Activation map showing a significant Age × CI interaction effect (Model3) in the left PCC during DR (A) and Pearson's correlation between BOLD signal and DR error (B). A, Activation map of the Age × CI interaction during DR was overlaid on a mni152 template using MRIcroGL with a color map indicating Z values in activity maps. B, Scatter plot correlation between BOLD signal extracted from the peak voxel (left PCC) and DR performance error. Older adults who followed blocked practice showed higher PCC activation compared with those who followed random practice, and this was positively correlated with error score during DR, indicating that greater PCC activation was associated with higher error (poorer performance) on DR. Activity in this region did not differ between the blocked and random groups within young adults. The Age × CI interaction effect revealed significant activity in the PCC, using a clusterwise threshold Z > 2.3 and p < 0.05.

Discussion

We examined the neural correlates of the CI effect while learning a bimanual coordination task in young and older adults. At the behavioral level, the typical CI effects were confirmed in both age groups. More specifically, random compared with blocked practice was more challenging during the acquisition phase, resulting in inferior levels of performance but leading to better subsequent retention (Shea and Morgan, 1979). Furthermore, the beneficial effects of random practice were preserved at older age (Lin et al., 2012; Pauwels et al., 2015). At the neural level, we demonstrated differences in task-related brain activations associated with different types of practice context beyond the traditionally used key-press-based sequential learning tasks. In both age groups, blocked compared with random practice activated motor-related brain regions, and recruitment of these regions decreased as a function of practice. Blocked practice also resulted in greater reliance on the SMA and striatum during skill retrieval. In contrast, the richer context of random practice required enhanced processing of visual information during both skill acquisition and retrieval, underscoring the task-dependent nature of the beneficial CI effects. Importantly, to the best of our knowledge, we provided the first evidence that DMN activity was modulated differently as a function of different practice schedules in older adults. We hypothesize that the extra challenge provided by the random practice schedule triggered age-related neuroplastic functional changes in the DMN, resulting in increased segregation of the task-related and DMN activations, ultimately leading to better retention performance.
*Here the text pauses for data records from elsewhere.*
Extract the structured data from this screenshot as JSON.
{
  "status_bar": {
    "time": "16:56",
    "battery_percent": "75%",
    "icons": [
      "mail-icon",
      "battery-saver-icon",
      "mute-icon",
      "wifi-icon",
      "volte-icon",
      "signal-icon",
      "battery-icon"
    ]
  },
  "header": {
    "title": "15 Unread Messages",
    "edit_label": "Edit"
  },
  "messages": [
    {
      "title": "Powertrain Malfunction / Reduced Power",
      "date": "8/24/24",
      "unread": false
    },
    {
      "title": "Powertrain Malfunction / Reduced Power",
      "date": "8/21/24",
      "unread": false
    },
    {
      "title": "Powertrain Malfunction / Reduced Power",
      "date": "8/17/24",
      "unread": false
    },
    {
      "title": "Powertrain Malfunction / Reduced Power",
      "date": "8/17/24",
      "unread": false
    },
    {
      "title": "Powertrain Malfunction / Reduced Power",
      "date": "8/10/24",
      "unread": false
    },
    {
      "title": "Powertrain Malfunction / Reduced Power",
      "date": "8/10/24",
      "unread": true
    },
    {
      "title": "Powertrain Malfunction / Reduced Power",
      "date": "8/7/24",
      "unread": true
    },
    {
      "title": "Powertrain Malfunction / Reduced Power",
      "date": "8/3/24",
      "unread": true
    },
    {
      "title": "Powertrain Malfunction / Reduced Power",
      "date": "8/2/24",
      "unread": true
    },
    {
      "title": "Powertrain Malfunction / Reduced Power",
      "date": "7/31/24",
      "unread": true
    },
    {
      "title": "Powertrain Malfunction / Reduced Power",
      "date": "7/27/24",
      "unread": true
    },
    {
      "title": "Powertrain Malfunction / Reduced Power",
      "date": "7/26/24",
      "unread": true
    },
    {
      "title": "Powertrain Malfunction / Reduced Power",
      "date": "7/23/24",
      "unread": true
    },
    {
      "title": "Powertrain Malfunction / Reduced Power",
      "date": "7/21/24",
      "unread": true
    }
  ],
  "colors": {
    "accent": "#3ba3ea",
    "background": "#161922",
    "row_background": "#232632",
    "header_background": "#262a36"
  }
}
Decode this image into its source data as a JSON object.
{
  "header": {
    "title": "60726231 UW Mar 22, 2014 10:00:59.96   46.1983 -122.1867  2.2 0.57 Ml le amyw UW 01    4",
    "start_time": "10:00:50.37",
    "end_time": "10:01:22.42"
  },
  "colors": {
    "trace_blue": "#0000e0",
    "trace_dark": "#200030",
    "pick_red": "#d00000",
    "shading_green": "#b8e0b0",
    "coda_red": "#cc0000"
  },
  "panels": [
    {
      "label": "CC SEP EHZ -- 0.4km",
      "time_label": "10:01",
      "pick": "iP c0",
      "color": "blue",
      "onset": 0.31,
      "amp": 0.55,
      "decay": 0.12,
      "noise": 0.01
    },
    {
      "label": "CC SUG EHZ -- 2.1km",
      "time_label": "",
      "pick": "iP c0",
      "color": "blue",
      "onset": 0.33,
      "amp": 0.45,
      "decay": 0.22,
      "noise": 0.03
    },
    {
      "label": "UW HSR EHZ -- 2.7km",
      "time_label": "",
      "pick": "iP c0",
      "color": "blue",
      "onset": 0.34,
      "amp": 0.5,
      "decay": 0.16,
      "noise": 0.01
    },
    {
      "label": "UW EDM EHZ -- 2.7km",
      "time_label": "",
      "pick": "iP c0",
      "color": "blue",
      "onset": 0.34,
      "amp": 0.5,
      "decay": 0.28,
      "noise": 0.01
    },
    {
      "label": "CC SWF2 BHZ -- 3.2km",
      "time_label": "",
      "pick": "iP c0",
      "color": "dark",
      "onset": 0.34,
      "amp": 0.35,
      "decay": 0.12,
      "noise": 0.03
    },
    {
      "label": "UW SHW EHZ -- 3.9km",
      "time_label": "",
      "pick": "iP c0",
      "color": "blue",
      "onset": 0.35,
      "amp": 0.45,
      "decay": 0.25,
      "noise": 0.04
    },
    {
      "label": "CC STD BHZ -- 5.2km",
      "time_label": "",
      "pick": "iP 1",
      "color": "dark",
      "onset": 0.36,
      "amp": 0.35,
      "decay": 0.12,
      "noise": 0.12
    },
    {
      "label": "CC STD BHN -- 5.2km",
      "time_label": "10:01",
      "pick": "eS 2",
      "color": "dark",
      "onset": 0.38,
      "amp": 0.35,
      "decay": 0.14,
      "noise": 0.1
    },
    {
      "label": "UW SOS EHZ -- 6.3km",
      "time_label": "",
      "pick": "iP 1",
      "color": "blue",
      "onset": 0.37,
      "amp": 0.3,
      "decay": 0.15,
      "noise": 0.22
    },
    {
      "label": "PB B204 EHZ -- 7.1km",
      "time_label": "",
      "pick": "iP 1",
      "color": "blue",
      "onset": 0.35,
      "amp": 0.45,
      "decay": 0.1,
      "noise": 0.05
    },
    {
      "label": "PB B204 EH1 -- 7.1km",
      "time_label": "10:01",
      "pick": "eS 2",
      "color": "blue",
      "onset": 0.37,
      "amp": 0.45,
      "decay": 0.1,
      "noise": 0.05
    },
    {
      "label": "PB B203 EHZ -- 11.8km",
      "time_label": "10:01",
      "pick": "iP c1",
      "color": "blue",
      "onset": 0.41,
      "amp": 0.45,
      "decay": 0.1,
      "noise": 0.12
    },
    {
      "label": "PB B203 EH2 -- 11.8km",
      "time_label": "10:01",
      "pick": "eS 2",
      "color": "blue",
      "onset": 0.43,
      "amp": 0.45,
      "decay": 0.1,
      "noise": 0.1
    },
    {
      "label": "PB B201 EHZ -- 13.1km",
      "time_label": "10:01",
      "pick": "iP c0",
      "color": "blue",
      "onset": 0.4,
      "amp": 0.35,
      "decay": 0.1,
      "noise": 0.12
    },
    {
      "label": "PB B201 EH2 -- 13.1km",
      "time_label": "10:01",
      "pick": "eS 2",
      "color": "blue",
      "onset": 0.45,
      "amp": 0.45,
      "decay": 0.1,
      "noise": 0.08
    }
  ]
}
Our findings indicated higher activation in motor-related brain regions following blocked practice and in visual (motion) processing regions following random practice. At first sight, these findings might seem to be in contrast with previous reports of greater involvement of sensorimotor (mainly M1), premotor (PM and SMA), prefrontal (DLPFC), and parietal (PPC) regions during skill acquisition under a random versus a blocked practice regime (for review, see Lage et al., 2015; Wright et al., 2016). However, as mentioned previously in the Introduction, the previous neuroscientific studies investigating the CI effect commonly used sequential task learning (Cross et al., 2007; Lin et al., 2008, 2011; Wymbs and Grafton, 2009; Tanaka et al., 2010) and frontal–parietal networks (including PM, SMA, DLPFC, and PPC) are typically involved in sequence learning (Ziemann et al., 1995; Doyon et al., 2003).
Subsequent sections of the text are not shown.